Lincoln Hall, Portland State University

Works by Danielle Agami and Hillel Kogan

  • Both Agami and Kogan have ties to internationally renowned Batsheva Dance Company, based in Israel.
  • Agami and her company, Ate9, relocated to Los Angeles from Seattle.
  • Her work, EXHIBIT B, is a world premiere, commissioned by White Bird.
  • Previous work has embraced highly physical and unpredictable movement with a manic sense of humor. Vancouver’s entertainment publication Georgia Straight called her piece mouth to mouth, “detailed”, “edgy”, and that it captured “the rapture and the rush of life.”
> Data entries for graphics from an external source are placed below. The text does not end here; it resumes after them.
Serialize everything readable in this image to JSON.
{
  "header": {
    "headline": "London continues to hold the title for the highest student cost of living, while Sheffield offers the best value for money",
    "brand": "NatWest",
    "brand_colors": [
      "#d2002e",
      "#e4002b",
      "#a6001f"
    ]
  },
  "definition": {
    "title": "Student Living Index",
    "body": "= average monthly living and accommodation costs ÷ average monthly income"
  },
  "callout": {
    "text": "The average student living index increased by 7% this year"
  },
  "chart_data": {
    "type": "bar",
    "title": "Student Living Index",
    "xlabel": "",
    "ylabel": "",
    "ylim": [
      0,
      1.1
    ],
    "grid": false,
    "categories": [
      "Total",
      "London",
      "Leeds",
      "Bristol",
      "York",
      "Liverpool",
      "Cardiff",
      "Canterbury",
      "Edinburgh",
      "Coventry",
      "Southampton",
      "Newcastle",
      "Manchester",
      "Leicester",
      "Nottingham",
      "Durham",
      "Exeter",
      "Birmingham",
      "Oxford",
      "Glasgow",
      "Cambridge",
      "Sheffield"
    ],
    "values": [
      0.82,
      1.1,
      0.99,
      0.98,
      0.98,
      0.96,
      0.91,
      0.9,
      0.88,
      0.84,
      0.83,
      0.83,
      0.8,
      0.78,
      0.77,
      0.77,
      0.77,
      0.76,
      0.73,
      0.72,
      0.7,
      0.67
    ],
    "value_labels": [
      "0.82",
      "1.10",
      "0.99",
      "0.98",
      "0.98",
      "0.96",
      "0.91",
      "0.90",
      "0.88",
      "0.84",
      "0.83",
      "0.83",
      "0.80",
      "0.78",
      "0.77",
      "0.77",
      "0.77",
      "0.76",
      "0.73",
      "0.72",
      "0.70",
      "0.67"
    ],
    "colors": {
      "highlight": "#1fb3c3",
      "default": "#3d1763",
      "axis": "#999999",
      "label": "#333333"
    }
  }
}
  • She herself danced with Batsheva from 2002-2010, serving as rehearsal director for two of those years.
  • Agami is also an instructor of Gaga technique, created by Ohad Naharin founder of Batsheva. Teaching has taken her across the United States, from New York, Boston, and Seattle.
  • Gaga technique is popular for its basis in improvisational movement guided by imagery, and emphasis on sensuality and pleasure.
  • In Portland her work has recently been shown at Northwest Dance Project and at Conduit Dance
  • In addition to independent choreography projects, Kogan also serves as rehearsal director for Batsheva Dance Company.
  • Kogan’s dance theater work We Love Arabs, combines spoken text with intense physicality, laced with humor and emotion. It premiered in Tel Aviv in 2013.
  • The piece touches on themes of Jewish and Arab religious identities and cultural differences and prejudices. The Jerusalem Post’s Ora Brafman called this work, “witty, provocative, political and hilarious”.  It was also performed in New York City, of which Culturadar.com said the piece “uses everything from humor to hummus to address the anxiety, fear and prejudice fostered by decades of conflict.”
  • Each performance will be followed by an interactive conversation with choreographers Kogan, Agami and their company members focused on the poignant and culturally relevant issues raised by their work.